It's always DNS, even if it absolutely shouldn't be.

Posted by scribeawoken@reddit | talesfromtechsupport | View on Reddit | 42 comments

I used to do call center tech support for a major American ISP up until I quit back in August after getting fed up with how much it felt like our policies were designed more to find excuses to avoid sending out a technician than to actually identify and find the solution for an issue.

I was one of the few people there who actually had a technical background, and during my time there, I had a knack for identifying a lot of more in-depth issues that very few people around the call center ever would've picked up on - either because it wasn't in our troubleshooting script, or it was so many layers deep in the script that most people would give up and dismiss the issue out of hand as out of our scope of support. This is a case of the latter.

This occurred about a month after I finished training, and I was working second shift at the time. Relatively early in my workday (around 4 PM I wanna say), a call came in from a supervisor in our cable TV support department. He had taken an escalation from a customer who called in about an issue with his internet service, and it was clearly more in-depth than the basic troubleshooting his department handled. I let him know that I could take the call, and he transferred the caller on over to me.

After taking the steps to verify the caller's identity, I asked him some info on the situation.
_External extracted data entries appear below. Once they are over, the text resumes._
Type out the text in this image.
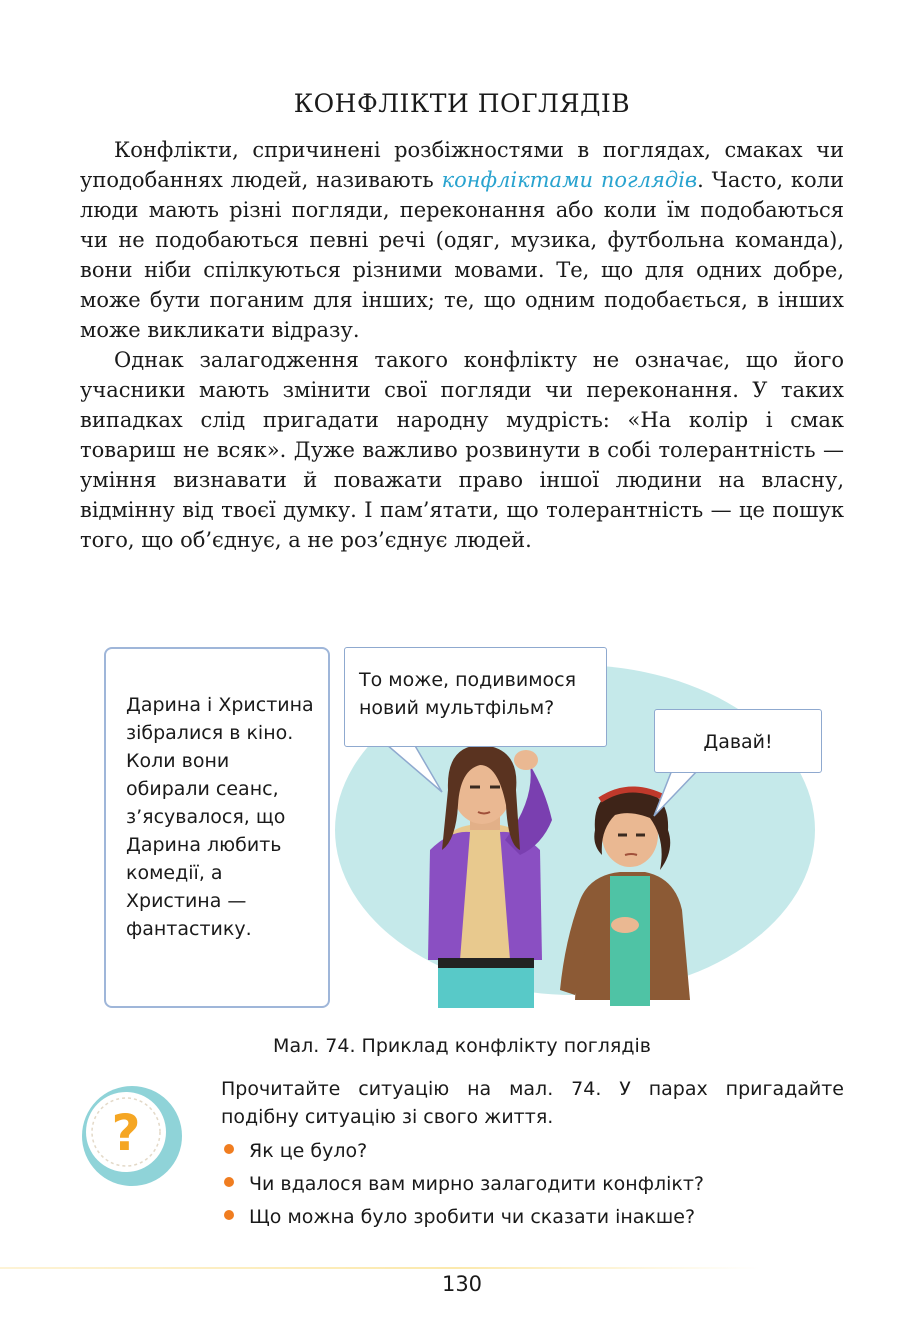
КОНФЛІКТИ ПОГЛЯДІВ

Конфлікти, спричинені розбіжностями в поглядах, смаках чи уподобаннях людей, називають конфліктами поглядів. Часто, коли люди мають різні погляди, переконання або коли їм подобаються чи не подобаються певні речі (одяг, музика, футбольна команда), вони ніби спілкуються різними мовами. Те, що для одних добре, може бути поганим для інших; те, що одним подобається, в інших може викликати відразу.

Однак залагодження такого конфлікту не означає, що його учасники мають змінити свої погляди чи переконання. У таких випадках слід пригадати народну мудрість: «На колір і смак товариш не всяк». Дуже важливо розвинути в собі толерантність — уміння визнавати й поважати право іншої людини на власну, відмінну від твоєї думку. І пам’ятати, що толерантність — це пошук того, що об’єднує, а не роз’єднує людей.

Дарина і Христина зібралися в кіно. Коли вони обирали сеанс, з’ясувалося, що Дарина любить комедії, а Христина — фантастику.
То може, подивимося новий мультфільм?
Давай!
Мал. 74. Приклад конфлікту поглядів
?
Прочитайте ситуацію на мал. 74. У парах пригадайте подібну ситуацію зі свого життя.
Як це було?
Чи вдалося вам мирно залагодити конфлікт?
Що можна було зробити чи сказати інакше?
130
The gist was that he'd been unable to get online on his Mac, and he just had a technician out. This technician basically just showed up, dismissed it as an issue with the customer's third-party router, and left. This caller wasn't having it, and called in stark raving mad and demanded to speak with a supervisor about it.
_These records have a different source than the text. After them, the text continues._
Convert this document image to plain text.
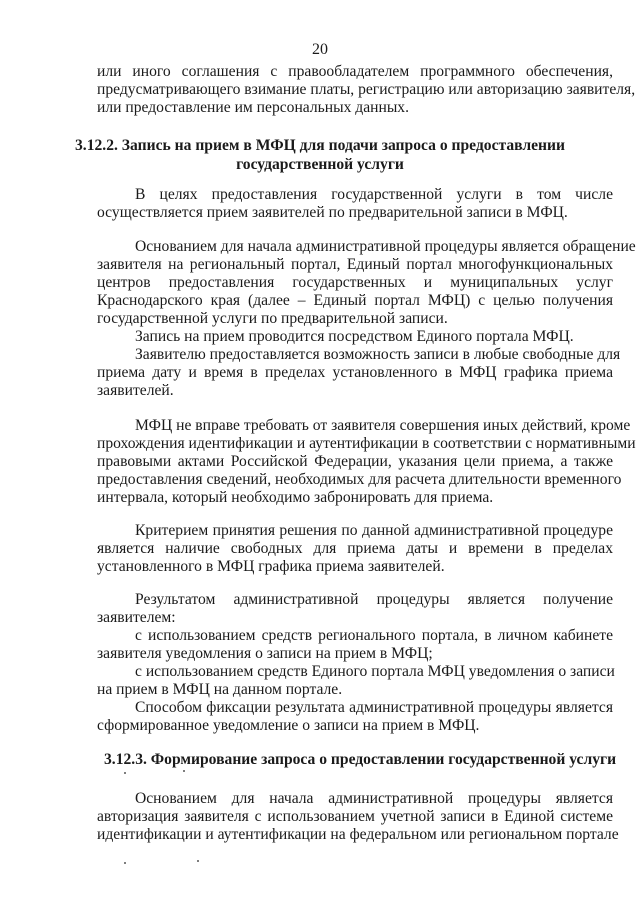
20
или иного соглашения с правообладателем программного обеспечения,
предусматривающего взимание платы, регистрацию или авторизацию заявителя,
или предоставление им персональных данных.
3.12.2. Запись на прием в МФЦ для подачи запроса о предоставлении
государственной услуги
В целях предоставления государственной услуги в том числе
осуществляется прием заявителей по предварительной записи в МФЦ.
Основанием для начала административной процедуры является обращение
заявителя на региональный портал, Единый портал многофункциональных
центров предоставления государственных и муниципальных услуг
Краснодарского края (далее – Единый портал МФЦ) с целью получения
государственной услуги по предварительной записи.
Запись на прием проводится посредством Единого портала МФЦ.
Заявителю предоставляется возможность записи в любые свободные для
приема дату и время в пределах установленного в МФЦ графика приема
заявителей.
МФЦ не вправе требовать от заявителя совершения иных действий, кроме
прохождения идентификации и аутентификации в соответствии с нормативными
правовыми актами Российской Федерации, указания цели приема, а также
предоставления сведений, необходимых для расчета длительности временного
интервала, который необходимо забронировать для приема.
Критерием принятия решения по данной административной процедуре
является наличие свободных для приема даты и времени в пределах
установленного в МФЦ графика приема заявителей.
Результатом административной процедуры является получение
заявителем:
с использованием средств регионального портала, в личном кабинете
заявителя уведомления о записи на прием в МФЦ;
с использованием средств Единого портала МФЦ уведомления о записи
на прием в МФЦ на данном портале.
Способом фиксации результата административной процедуры является
сформированное уведомление о записи на прием в МФЦ.
3.12.3. Формирование запроса о предоставлении государственной услуги
Основанием для начала административной процедуры является
авторизация заявителя с использованием учетной записи в Единой системе
идентификации и аутентификации на федеральном или региональном портале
I managed to de-escalate him a bit by assuring him that I was going to do some more in-depth troubleshooting, just to do my due diligence and identify if this issue truly was with his router or if it was unrelated. Luckily, the caller had already bypassed his router and hooked his Mac directly up to his cable modem, which made things a lot easier, since we just had to verify whether it was an odd fault with the modem that the field tech had ignored or an issue with the customer's Mac.
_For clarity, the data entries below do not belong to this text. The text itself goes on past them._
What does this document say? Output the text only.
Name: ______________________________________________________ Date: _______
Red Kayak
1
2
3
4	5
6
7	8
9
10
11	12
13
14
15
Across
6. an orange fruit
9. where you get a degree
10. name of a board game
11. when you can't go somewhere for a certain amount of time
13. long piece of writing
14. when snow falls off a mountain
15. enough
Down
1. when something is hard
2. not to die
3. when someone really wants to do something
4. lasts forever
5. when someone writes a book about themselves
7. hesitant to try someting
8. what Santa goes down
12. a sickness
Since the basic steps of power cycling the modem and rebooting the desktop didn't do anything, and Safari would just stop responding whenever he tried to go to a webpage, I asked him to open up the terminal and ping 8.8.8.8, which went through just fine. I then had him try pinging google.com. No dice.

Afterwards I had him check the network settings to see what the DNS settings were. It was set to manual configuration, with a single IP address listed:

127.0.0.1

Somehow, for some ungodly reason, this man's computer was configured to use its own loopback interface as its sole DNS server. I do not know how this happened. I'm not sure if I want to know how this happened, but it happened.

From there, it was a quick case of advising him that he could either use something like Google DNS or Cloudflare DNS, or he could set it to be configured automatically via DHCP, and he was on his way.

The funny thing is, he assumed that I was a supervisor the entire time. It wasn't until the very end of the call that I told him that I was only a month out of training.